地元に住んでいるおかげで、A先生とは今もお付き合いが続いている。学生の頃は一度も褒められたことはなかった。ところが今は、吹けば飛ぶような小さな小さな小林書店の、わたしたち夫婦の奮闘ぶりを見て、「よくがんばってるなあ」と言っていただく。この春、主人が脳梗塞で倒れた時のことだ。「大丈夫か、大丈夫か」と電話を下さった。心配して何度も、何度も・・・。つい先日のことだ。A先生は突然に来店されるなり、足をひきずって仕事をしている主人を抱きしめた。「よかったなあ、よかったなあ」と泣きながら。主人も、まるで子どものように「ありがとうありがとう」と泣いていた。

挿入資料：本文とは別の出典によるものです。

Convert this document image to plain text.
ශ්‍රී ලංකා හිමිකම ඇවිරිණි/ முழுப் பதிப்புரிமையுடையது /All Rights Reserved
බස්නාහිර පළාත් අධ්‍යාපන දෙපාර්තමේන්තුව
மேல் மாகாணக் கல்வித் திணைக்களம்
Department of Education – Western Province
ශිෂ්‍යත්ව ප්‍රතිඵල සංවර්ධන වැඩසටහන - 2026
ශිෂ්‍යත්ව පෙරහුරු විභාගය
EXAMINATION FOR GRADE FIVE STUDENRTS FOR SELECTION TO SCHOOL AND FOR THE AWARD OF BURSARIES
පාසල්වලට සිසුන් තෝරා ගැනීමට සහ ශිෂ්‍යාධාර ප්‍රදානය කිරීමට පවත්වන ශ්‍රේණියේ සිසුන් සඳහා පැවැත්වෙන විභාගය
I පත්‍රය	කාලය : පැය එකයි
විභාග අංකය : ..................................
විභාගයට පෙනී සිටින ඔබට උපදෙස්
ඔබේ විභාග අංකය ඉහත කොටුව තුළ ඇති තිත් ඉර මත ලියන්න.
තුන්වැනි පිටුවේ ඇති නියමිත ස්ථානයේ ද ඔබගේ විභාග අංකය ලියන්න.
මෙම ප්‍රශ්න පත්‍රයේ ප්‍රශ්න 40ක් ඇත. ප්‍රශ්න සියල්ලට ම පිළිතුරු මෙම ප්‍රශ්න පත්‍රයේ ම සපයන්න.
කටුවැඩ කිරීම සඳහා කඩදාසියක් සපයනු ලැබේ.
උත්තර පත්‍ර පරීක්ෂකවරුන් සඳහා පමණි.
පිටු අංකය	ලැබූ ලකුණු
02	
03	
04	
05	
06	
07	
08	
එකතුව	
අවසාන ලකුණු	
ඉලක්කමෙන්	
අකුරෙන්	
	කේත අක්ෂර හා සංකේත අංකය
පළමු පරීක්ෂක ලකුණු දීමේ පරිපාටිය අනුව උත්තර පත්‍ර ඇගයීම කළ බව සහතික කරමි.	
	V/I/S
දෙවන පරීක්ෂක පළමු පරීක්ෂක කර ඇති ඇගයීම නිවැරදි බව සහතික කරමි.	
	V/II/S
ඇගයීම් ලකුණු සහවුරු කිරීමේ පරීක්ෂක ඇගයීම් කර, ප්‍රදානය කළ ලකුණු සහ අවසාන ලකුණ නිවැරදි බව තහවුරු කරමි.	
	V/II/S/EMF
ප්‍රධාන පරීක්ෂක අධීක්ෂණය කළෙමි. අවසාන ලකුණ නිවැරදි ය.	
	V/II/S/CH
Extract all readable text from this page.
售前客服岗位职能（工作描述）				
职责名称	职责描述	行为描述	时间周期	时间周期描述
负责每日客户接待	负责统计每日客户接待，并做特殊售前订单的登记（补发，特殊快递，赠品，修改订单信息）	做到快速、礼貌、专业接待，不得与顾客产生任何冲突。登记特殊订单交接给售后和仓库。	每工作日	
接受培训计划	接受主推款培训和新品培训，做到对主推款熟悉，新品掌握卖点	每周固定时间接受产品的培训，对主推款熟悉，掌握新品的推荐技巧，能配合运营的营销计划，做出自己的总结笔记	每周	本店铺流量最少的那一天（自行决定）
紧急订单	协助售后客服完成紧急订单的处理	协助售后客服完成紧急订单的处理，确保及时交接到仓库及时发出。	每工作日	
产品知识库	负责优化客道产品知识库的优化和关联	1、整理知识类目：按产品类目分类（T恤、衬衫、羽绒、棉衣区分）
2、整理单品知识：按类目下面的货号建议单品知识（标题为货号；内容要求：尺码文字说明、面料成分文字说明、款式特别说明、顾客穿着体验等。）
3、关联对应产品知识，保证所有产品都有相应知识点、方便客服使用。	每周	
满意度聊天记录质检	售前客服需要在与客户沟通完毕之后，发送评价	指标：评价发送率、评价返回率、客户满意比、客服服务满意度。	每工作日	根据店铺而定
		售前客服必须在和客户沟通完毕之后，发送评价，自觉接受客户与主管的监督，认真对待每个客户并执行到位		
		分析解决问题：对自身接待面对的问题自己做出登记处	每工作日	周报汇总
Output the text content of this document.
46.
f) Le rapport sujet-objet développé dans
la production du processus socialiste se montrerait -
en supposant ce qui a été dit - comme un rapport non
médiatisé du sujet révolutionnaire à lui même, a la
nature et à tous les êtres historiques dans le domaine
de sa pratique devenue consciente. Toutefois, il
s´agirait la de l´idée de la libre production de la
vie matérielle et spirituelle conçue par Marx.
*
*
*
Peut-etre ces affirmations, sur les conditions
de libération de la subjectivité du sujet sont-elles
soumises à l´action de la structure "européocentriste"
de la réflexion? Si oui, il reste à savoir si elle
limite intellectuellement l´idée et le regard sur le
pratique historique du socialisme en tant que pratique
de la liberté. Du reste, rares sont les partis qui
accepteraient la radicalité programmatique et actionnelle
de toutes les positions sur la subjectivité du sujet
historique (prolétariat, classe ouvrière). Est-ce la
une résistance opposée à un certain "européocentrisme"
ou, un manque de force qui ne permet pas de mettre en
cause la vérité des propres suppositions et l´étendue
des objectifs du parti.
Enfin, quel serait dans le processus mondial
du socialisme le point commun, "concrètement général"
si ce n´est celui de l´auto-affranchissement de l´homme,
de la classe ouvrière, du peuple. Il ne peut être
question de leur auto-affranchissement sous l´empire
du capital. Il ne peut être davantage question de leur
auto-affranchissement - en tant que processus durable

そして、わたしに向かい「あんたが元気で安心したわ」と微笑んで下さった。「また頑張ろう!」「まだやれる」と力が湧いてくる。今、わたしが尼崎で商いを続けていられるのは、間違いなくあの青春時代に培った先生と仲間たちのとの絆だと思う。実は、我が母校・尼崎市立尼崎東高等学校は少子化による統廃合で無くなってしまった。でも、今もわたしたちクラスメイトの心の中に生き続けている。
A先生は今も変わらない。高校創設時の男性教師で作った合唱団で、老人ホームや施設を訪問され「元気」を地域に届けている。私も負けてはいられない。